By Lindsey Heaney

In a warming climate, long-term monitoring and research in the American Arctic is crucial. To address this, the North Slope Science Initiative (NSSI) implemented the Scenarios Project to help natural resource management agencies better direct research and monitor change in the Arctic using a scenarios framework.

To further this project, the NSSI initiated a collaborative network with the University of Alaska Fairbanks (UAF) and GeoAdaptive, LLC to establish scenarios and create a final report. International Arctic Research Center (IARC)’s Dr. Olivia Lee served as principal investigator on the project, with IARC Director Hajo Eicken serving as co-PI.

“We were interested in seeing how scenarios can be used as a tool, both to bring in multiple stakeholder viewpoints and also to try and develop an observing strategy that takes into account the uncertainties of what the future might look like in the North Slope,” explained Lee in regards to the UAF leadership team.

nssi2
Hajo Eicken (center) works on scenario development with other collaborators during the NSSI workshop.

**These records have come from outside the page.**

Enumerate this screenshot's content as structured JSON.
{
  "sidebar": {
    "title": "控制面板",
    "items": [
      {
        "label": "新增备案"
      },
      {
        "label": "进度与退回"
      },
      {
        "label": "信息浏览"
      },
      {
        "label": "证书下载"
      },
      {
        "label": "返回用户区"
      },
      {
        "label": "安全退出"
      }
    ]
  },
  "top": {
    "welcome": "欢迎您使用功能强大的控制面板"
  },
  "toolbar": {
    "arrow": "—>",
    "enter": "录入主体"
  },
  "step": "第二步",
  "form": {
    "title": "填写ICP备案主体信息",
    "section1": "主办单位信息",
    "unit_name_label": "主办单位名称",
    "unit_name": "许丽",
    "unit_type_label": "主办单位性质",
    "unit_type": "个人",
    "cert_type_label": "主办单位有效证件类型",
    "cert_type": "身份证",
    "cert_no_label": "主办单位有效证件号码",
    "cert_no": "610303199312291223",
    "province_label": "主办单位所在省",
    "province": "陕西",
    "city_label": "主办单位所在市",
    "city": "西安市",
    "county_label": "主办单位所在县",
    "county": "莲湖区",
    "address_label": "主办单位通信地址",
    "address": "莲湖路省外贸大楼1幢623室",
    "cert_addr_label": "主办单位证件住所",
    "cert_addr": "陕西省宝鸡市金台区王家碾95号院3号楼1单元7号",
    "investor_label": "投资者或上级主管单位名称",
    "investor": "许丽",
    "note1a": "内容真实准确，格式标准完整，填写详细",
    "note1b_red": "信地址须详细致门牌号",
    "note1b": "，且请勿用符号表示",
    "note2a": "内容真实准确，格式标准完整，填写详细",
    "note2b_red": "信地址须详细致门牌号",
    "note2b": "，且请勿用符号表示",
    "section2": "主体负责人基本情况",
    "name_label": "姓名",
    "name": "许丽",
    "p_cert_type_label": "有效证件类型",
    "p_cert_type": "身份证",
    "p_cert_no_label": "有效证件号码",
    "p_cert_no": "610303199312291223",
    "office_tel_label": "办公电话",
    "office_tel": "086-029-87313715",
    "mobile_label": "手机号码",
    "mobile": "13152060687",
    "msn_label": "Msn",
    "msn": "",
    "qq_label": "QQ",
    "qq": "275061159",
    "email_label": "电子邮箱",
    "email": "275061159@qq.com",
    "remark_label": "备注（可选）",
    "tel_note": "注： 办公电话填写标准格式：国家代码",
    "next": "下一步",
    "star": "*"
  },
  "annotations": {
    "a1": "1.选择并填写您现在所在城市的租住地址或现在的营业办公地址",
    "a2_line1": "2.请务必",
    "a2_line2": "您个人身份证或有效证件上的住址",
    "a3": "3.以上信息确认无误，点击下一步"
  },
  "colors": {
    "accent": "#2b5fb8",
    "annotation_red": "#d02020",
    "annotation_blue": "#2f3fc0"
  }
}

The scenarios were used as a way of investigation and a starting point for future guidance. “There’s no way you can plan the future,” says Lee. “You don’t want to get too focused on one idea of what the future might look like because it’s very unpredictable.” This held true for collaborators when gas prices dropped significantly during the project. Factors like this were taken into account during collaboration and highlighted the need for a scenarios outlook.

Steps for scenario development

The scenarios development consisted of a 5-step process, including 3 workshops. Collaborators began the process by identifying the influential factors for creating these scenarios. The first workshop focused on collaboration about possible challenges and uncertainties that could hinder the scenario production. This allowed for next steps and the proceeding workshop to produce scenarios along with the implications of each. For the final workshop, collaborators identified what research and monitoring was needed in order to satisfy each scenario.

The project began in January 2014; now, 2½ years later, the project is nearing its end. However, Lee explains that there’s still work to be done. With the data collected and the report released, the leadership team continues to develop an outreach program.

“We want to make sure we do a good job of getting this information back to the North Slope communities,” she says.